Ministra da Saúde admite que problema dos serviços de urgência é complexo e não se resolve com "algumas contratações"

Agência Lusa , MJC
2 mai, 15:03
Marta Temido, ministra da Saúde (Lusa/Fernando Veludo)

O problema das urgências é "a ponta do iceberg visível" das disfuncionalidades do serviço nacional de saúde, diz Marta Temido

A ministra da Saúde, Marta Temido, admitiu esta segunda-feira, no Porto, que os serviços de urgência em Portugal enfrentam problemas complexos, mas estes não se resolvem com “algumas contratações” porque em causa está “a ponta de um iceberg”.

“O problema das urgências em Portugal é um problema complexo. A prova são as sucessivas abordagens feitas pelas sucessivas legislaturas (…). É um problema complexo que não se vai resolver com algumas contratações. Essa parte procuraremos fazê-la garantidamente de forma a que libertemos mais disponibilidade afetiva e emocional das equipas para se dedicarem à reorganização e se manterem”, disse Marta Temido.

A governante, que falava aos jornalistas à margem de uma visita à unidade de cuidados intensivos do Centro Hospitalar Universitário de São João (CHUSJ), respondia a perguntas sobre a necessidade de fixar e captar médicos para os serviços de urgência, bem como para os cuidados de saúde primários, uma situação que tem vindo a ser descrita como preocupante pelos especialistas destas áreas.

“Isso [referindo-se aos serviços de urgência] é a ponta do iceberg visível destas disfuncionalidades e que muito mais vezes do que gostaríamos dão azo a notícias por todo o país sobre serviços que deixam de ter escala completa para responder às necessidades. Isso está identificado”, referiu.

Questionada como pretende o Governo captar médicos para trabalhar no Serviço Nacional de Saúde, numa altura em que dados recentes apontam para a saída, por aposentação, de cerca de 1.000 profissionais, bem como de quase uma centena para o estrangeiro, Marta Temido falou no programa Dedicação Plena, e usou palavras como motivação e incentivos, mas sem especificar medidas concretas.
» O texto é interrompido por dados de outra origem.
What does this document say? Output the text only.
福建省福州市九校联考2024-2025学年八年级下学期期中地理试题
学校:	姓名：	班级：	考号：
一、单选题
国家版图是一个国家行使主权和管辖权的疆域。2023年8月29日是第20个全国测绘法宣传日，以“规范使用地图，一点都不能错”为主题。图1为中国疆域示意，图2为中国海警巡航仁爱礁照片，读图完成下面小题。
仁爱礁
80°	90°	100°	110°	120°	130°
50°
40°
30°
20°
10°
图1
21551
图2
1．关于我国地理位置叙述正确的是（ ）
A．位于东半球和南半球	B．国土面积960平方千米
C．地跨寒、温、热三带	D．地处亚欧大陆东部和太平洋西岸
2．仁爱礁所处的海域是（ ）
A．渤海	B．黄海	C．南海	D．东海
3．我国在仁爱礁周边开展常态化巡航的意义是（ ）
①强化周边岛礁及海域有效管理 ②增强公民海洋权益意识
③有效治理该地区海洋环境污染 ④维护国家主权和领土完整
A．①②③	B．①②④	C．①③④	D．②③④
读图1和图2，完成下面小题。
“Oferecendo-lhes melhores condições de trabalho. A questão da dedicação plena é um projeto, um desafio”, referiu.

Marta Temido procurou salvaguardar que “para os 88 médicos” que, disse, “terão saído [para outros países] segundo os números divulgados de projetos para a emigração”, desde o início do ano foram contratados 362 médicos especialistas.

Quanto aos médicos de família, a governante quis explicar que os mil divulgados correspondem aos que estão a chegar à idade de reforma, mas “nem todos exercem esse direito”.

“Temos cerca de 300 médicos de família que continuaram a trabalhar para além da aposentação. O número de pessoas sem médico de família é o mesmo desde 2015. O problema de não atribuição de médicos de família não é um exclusivo do sistema de saúde português. Não é fácil captar médicos em outros países”, apontou.

Ainda sobre os cuidados de saúde primários, Marta Temido referiu que “o plano é diversificar a resposta da equipa”, acrescentando outros técnicos, bem como psicólogos e nutricionistas e sublinhou que a cobertura em enfermeiro de família passou de 69% em 2015 para 85% em 2021.

“Sim temos carências, mas nem todas as tendências são negativas”, resumiu.